A cela s’ajoutent les catastrophes naturelles – seize cyclones au total – qui, entre 1998 et 2008, ont causé des dégâts d’un montant supérieur à 20 milliards de dollars[7]. Ainsi, l’ouragan Gustav qui a frappé les Caraïbes à la fin du mois d’août 2008 a eu un coût matériel dramatique. Les provinces de Pinar del Río, Matanzas et de l’île de Jeunesse ont offert un spectacle de ruine et de désolation. Des 25 000 logements que compte l’Île de la Jeunesse, 20 000 ont été partiellement ou totalement détruits. Près de 45% des habitations de Pinar del Río, soit 102 000 logements, ont été gravement endommagées. Fidel Castro avait comparé les dégâts causés par le cyclone à « une attaque nucléaire[8] ». Pour sa part, l’ouragan Ike de septembre 2008 a détruit, entre autres, 323 000 logements, 700 000 tonnes d’aliments, une grande partie de l’infrastructure électrique et les réserves d’eau potable.[9] Par ailleurs, les précipitations irrégulières entre novembre 2008 et juin 2010 ont affectés les cultures agricoles et réduit les possibilités d’exportations de certaines matières premières alimentaires (tabac, rhum, sucre)[10].

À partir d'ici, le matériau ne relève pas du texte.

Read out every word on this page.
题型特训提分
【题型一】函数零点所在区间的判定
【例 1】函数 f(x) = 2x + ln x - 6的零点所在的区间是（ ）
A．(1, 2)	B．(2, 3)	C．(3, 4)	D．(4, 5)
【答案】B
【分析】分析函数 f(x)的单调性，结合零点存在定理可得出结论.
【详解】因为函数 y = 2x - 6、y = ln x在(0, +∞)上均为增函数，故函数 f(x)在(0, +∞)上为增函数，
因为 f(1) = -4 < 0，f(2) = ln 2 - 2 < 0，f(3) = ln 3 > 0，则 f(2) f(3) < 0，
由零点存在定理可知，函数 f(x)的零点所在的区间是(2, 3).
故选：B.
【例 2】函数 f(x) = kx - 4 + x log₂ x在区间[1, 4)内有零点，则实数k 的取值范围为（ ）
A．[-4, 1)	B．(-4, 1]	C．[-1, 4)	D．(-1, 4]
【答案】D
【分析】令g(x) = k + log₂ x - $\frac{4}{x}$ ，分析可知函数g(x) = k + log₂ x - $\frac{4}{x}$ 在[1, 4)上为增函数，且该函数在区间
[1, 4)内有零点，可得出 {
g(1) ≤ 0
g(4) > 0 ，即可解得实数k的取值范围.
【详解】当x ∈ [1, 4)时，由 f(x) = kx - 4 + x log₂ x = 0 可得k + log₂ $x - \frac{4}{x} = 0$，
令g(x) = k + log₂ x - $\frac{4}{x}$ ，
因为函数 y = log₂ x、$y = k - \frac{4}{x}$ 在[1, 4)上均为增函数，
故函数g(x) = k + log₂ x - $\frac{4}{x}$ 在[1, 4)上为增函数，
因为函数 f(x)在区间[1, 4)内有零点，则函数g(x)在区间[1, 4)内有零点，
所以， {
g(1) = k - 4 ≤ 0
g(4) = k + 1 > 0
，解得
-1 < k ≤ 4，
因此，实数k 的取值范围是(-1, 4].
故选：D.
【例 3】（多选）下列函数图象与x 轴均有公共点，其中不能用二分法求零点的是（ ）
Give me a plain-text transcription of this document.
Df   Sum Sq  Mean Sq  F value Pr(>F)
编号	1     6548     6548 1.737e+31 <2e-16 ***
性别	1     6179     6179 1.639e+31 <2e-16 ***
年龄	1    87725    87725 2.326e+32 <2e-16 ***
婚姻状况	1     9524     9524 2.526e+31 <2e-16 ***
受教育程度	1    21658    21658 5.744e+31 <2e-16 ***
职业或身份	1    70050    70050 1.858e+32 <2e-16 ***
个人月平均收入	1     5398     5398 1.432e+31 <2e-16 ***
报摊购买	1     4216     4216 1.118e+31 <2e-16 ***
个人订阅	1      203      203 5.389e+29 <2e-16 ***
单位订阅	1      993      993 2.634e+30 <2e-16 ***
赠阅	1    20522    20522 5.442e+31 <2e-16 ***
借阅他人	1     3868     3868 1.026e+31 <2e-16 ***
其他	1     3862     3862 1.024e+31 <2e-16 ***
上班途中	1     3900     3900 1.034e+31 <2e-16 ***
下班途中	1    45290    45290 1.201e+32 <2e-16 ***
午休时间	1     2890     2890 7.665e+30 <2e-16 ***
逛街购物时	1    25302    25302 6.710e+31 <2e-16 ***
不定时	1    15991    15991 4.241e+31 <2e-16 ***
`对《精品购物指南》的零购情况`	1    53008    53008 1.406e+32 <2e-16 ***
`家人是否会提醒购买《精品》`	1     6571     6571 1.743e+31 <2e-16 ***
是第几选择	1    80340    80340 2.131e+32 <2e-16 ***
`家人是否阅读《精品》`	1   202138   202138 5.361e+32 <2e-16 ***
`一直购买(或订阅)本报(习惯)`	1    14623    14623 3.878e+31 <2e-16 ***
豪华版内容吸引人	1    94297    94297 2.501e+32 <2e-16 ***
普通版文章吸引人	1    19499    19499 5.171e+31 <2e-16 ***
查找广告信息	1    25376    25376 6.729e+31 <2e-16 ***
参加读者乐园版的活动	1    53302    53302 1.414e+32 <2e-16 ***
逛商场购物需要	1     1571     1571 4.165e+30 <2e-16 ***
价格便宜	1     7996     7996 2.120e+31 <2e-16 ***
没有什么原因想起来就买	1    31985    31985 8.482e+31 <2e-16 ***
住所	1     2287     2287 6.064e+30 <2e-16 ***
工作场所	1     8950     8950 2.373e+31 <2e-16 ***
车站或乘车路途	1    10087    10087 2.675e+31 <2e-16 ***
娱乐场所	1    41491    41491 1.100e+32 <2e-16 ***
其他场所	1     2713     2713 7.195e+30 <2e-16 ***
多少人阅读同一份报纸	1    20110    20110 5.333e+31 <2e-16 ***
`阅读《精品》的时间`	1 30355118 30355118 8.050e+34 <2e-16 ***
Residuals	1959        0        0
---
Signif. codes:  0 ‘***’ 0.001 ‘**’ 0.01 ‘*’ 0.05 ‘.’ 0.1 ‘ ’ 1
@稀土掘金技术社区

Ces aléas ont amenés les autorités cubaines à bloquer les transferts financiers vers l’extérieur à partir de 2008 afin d’éviter une fuite des capitaux étrangers. La Havane a également été contraint de renégocier sa dette face aux difficultés de paiement. Quant à la croissance, elle a été de 2,1% pour l’année 2010[11].


À suivre :

-« Les facteurs internes » 2/3

-« Les mesures économiques et sociales » 3/3

Docteur ès Etudes Ibériques et Latino-américaines de l’Université Paris Sorbonne-Paris IV, Salim Lamrani est enseignant chargé de cours à l’Université Paris Sorbonne-Paris IV, et l’Université Paris-Est Marne-la-Vallée, et journaliste, spécialiste des relations entre Cuba et les Etats-Unis.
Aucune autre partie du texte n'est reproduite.